During a recent visit to the headquarters of the international charity Aid to the Church in Need (ACN), Cardinal Désiré Tsarahazana, Archbishop of Toamasina, Madagascar, insisted on the need to hold on to hope, so as to overcome evil. In this interview with ACN the Cardinal speaks of how corruption, but also lack of education and civility, are having a negative effect on his country.

How would you describe the current situation of the Church in Madagascar?

There are many Christians. Most of the dioceses are seeing an increase in the Christian faith, and churches are full. However, I should also mention that ours is a country of great contrasts. We have many resources, but the country is deteriorating. And so, we have to ask ourselves if we are really Christians, if we are living as Jesus taught us, in service to others. This contrast, this difference, worries me. There are Christians, but we need to go deeper in the faith. The faith has to be really lived, and not just practiced outwardly. If we live as Jesus teaches, then we can develop better.

Emergency aid for the extreme south of Madagascar affected by famine

You say the situation in the country is deteriorating. What would you say are the reasons for this deterioration?

There is a deterioration that is mostly linked to corruption. Many people want to enter politics so as to get rich as quickly as possible. There is also lack of education and civility because much of the deterioration is not economic, but social. The two are connected. If there is corruption, there is injustice; where there is injustice, there is no peace.

How do you think corruption can be overcome in the country?

Hope is essential. When one falls into despair, one loses the energy to do something to change the situation, especially when one is suffering. But if one has hope that things might improve one day, courage and bravery follow. We cannot let ourselves be overcome by despair, by evil. We must trust in the Lord, otherwise we might think why do good, if the rest of the world is doing things badly? But we must work to do good, and the Lord will do the rest.

What do you believe were the main fruits of the Papal visit in 2019?

The Pope came to give hope. Many people come to ask me for advice on what to do with their lives, and with the situation in the country. The Pope’s visit strengthened the people’s desire to face their daily challenges. In my case, it helped me strengthen my commitment to work for good. We have grown used to the faith. It is easy to get used to going to Mass, for example. But it is crucial to understand what it means to be truly Christian. One has to be fully convinced of one’s faith, to discover the need to pray, to come into contact with the Lord, with God. Our faith has to go further than what we are used to, we need to discover how we really need the faith. The Pope’s visit was an encouragement to rekindle our hope.

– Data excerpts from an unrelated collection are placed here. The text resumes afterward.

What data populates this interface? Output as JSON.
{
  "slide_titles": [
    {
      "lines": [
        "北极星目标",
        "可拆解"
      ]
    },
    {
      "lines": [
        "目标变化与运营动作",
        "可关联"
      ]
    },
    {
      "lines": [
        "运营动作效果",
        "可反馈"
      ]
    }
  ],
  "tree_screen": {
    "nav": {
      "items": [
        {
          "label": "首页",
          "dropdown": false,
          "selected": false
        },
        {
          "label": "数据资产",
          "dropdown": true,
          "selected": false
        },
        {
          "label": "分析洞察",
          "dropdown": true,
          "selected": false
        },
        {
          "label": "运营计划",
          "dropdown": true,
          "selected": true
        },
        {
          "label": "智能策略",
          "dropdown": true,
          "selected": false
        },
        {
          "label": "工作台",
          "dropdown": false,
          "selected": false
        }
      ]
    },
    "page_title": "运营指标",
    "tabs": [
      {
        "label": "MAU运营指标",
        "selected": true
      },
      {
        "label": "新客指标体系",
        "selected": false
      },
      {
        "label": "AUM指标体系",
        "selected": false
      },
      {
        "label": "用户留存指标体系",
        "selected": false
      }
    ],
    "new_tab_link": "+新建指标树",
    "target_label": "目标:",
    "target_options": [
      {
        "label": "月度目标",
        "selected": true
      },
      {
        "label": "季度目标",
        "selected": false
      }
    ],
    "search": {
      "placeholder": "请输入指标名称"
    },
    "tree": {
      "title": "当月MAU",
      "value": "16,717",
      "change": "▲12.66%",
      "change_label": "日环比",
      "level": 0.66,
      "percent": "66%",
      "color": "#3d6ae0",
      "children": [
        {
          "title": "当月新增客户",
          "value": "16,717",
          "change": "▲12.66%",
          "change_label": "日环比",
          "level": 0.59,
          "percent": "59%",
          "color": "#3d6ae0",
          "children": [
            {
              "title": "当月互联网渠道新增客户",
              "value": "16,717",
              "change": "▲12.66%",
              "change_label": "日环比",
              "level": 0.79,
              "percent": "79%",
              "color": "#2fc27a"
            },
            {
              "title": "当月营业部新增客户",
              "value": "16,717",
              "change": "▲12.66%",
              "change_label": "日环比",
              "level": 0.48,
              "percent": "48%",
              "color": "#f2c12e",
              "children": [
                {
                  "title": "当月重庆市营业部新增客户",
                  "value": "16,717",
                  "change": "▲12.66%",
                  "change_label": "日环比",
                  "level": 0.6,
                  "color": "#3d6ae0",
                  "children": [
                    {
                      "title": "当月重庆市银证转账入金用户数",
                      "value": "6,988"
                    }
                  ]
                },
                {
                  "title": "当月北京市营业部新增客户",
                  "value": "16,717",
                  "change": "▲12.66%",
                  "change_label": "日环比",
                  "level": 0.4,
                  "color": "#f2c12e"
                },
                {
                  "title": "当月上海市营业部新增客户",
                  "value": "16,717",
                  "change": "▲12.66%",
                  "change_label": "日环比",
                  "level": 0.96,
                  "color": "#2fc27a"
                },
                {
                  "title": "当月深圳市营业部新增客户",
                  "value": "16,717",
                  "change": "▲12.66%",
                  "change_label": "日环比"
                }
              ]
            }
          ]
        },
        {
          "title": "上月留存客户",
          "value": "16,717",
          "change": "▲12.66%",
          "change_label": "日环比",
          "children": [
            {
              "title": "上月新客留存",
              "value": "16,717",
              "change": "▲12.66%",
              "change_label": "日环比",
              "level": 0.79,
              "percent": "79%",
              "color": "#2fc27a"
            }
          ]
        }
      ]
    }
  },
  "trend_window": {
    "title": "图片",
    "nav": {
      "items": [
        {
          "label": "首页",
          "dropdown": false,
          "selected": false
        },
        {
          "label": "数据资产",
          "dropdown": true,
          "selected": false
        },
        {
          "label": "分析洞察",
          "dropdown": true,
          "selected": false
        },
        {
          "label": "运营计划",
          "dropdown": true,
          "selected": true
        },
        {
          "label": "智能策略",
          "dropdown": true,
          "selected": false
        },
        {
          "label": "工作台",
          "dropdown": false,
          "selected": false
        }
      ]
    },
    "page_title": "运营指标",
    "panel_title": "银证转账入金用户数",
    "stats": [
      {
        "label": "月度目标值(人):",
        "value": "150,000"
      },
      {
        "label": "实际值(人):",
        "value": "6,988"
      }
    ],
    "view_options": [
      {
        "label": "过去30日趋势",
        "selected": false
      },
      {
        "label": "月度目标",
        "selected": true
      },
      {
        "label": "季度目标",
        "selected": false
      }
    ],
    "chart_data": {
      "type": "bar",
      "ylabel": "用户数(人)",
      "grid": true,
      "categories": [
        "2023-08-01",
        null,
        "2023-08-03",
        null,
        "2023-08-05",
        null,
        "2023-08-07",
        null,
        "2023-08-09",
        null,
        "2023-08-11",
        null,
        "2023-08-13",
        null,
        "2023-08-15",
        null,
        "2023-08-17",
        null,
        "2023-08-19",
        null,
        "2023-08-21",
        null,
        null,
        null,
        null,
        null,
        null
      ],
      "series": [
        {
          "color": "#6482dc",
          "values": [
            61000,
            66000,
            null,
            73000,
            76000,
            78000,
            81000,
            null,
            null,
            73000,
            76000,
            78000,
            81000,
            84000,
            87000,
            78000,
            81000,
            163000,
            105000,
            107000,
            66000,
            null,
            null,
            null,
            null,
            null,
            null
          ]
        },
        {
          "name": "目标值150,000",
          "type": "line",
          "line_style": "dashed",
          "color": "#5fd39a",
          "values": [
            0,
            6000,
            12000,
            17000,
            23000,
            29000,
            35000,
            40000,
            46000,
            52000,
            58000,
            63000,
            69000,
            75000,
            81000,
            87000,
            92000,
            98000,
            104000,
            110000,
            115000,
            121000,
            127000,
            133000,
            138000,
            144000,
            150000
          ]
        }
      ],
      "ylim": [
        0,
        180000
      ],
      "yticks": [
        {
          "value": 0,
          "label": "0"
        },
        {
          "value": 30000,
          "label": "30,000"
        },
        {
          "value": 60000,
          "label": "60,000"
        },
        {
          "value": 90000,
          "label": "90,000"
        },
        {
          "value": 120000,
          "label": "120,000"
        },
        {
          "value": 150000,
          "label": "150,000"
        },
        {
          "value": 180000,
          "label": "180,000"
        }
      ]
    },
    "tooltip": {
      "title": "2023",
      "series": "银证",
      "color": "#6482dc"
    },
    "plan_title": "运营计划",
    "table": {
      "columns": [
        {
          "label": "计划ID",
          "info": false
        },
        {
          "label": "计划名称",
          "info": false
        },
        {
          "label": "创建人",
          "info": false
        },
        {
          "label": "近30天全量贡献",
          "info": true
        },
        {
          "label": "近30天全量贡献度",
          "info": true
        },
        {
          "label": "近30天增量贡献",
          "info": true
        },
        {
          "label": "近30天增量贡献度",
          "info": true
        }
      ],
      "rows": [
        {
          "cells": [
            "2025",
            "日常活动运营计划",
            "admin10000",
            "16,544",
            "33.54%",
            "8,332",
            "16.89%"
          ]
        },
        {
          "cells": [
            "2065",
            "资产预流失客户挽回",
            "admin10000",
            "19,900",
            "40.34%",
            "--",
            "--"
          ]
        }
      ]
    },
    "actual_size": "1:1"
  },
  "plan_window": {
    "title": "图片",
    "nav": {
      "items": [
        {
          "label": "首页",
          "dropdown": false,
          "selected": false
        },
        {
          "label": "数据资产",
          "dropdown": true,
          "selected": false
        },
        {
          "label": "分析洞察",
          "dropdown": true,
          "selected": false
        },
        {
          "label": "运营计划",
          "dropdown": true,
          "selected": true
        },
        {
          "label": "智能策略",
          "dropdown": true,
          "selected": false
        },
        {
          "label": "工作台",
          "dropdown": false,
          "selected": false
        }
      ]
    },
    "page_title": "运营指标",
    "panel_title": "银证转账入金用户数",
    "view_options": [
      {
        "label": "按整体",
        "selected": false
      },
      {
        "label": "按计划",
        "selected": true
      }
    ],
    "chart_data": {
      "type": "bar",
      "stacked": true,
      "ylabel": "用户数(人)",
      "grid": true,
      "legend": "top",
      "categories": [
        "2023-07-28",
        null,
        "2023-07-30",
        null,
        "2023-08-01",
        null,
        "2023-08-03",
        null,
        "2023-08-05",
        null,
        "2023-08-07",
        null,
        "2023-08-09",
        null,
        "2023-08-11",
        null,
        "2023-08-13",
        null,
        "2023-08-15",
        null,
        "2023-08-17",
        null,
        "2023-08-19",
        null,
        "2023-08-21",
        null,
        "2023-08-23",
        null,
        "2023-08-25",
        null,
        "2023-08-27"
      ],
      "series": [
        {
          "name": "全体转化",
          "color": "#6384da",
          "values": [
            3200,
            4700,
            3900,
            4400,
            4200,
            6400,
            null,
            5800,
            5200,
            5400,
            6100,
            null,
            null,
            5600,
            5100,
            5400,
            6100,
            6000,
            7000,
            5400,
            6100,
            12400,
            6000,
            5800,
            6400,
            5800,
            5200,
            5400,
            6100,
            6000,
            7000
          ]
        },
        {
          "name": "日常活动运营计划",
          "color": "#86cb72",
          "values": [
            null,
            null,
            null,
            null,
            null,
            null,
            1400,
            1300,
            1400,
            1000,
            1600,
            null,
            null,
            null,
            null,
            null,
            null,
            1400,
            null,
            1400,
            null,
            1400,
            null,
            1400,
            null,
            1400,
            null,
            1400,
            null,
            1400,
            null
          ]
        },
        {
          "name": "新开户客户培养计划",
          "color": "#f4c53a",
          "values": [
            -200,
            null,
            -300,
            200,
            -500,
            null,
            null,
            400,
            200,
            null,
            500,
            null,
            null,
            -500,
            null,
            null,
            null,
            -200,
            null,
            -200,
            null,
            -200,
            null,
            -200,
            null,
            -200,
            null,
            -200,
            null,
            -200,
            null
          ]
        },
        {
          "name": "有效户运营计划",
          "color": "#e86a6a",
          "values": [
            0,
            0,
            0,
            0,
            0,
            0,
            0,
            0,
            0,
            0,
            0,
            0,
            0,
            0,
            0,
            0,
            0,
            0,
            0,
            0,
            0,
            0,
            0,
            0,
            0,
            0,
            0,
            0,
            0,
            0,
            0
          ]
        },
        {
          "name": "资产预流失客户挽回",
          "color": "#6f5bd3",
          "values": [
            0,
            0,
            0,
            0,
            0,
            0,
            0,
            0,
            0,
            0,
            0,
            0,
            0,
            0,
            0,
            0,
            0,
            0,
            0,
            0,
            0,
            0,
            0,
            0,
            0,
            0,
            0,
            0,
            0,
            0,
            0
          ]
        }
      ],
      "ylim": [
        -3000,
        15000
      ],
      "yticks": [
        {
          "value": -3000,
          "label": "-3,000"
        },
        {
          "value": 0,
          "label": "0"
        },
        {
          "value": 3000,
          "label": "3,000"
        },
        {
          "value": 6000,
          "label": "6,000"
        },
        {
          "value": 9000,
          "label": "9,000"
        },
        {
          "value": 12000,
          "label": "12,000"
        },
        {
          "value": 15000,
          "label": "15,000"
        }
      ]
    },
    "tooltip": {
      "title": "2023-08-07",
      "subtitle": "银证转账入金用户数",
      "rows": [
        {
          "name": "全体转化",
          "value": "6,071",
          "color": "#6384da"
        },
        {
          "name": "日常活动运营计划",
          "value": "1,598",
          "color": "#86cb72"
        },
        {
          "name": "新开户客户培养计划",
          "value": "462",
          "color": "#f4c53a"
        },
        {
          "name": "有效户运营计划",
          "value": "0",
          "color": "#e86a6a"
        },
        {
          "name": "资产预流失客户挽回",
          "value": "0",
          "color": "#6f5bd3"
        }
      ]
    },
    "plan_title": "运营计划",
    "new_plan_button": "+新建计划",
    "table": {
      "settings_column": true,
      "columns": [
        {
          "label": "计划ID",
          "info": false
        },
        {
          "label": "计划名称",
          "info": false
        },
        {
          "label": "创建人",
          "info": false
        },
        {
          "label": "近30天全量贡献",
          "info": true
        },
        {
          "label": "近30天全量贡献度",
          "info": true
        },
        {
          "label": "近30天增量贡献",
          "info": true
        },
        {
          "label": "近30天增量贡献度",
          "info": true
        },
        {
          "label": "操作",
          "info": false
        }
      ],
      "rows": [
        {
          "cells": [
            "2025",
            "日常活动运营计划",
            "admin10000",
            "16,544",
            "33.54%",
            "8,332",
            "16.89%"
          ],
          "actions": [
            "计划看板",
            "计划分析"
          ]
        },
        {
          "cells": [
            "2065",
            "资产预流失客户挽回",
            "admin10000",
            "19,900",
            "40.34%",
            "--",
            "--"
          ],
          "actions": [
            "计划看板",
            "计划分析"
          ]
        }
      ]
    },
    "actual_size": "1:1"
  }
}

The population is generally very poor. Besides this, the country has been rocked by several natural disasters in recent years. How has this affected the Church’s pastoral mission?

These catastrophes, the cyclones, the floods, have definitely made the poverty of the population worse. This is something we have all been worried about. However, we have tried to work as a team, the dioceses that have not been too badly affected have been supporting those that suffered more from these catastrophes. In these circumstances we have been living solidarity and love.

Construction of a multipurpose hall in the parish of Saint John the Baptist Analakininina-Tamatave

Other African countries have suffered from violence committed in the name of religion. Has this happened in Madagascar as well?

We have not had any religious violence in our country. There has been a rise in the construction of mosques in several places, but the relationship between Christians and Muslims is good, there is no violence, no hate, we live together. However, we don’t know what might happen if the number of Muslims in the country continues to increase. Extremists could come from other places, as has happened in other African countries, where there have been cases of violence against Christians.


What sort of help has ACN been providing?

We have received a lot of help, such as 4×4 vehicles and motorcycles. Most of the churches in this country are very isolated. The priests often have to go to distant places to celebrate Mass and give catechism classes. Sometimes they have to walk two or three days to serve some communities. I have done this myself, walking for three days, though I can’t do it any longer. We have also received aid to set up radio communication that helps us with formation in the faith, and this is something for which we are very grateful. We hope that this help continues, so that we can have all our dioceses covered by radio.

I thank ACN with all my heart, and all the benefactors for the help they have given us. Through your faith, we have been able to sustain our own. We continue to pray for you every day. God bless you, and accompany you, and may the love of Christ stay with us.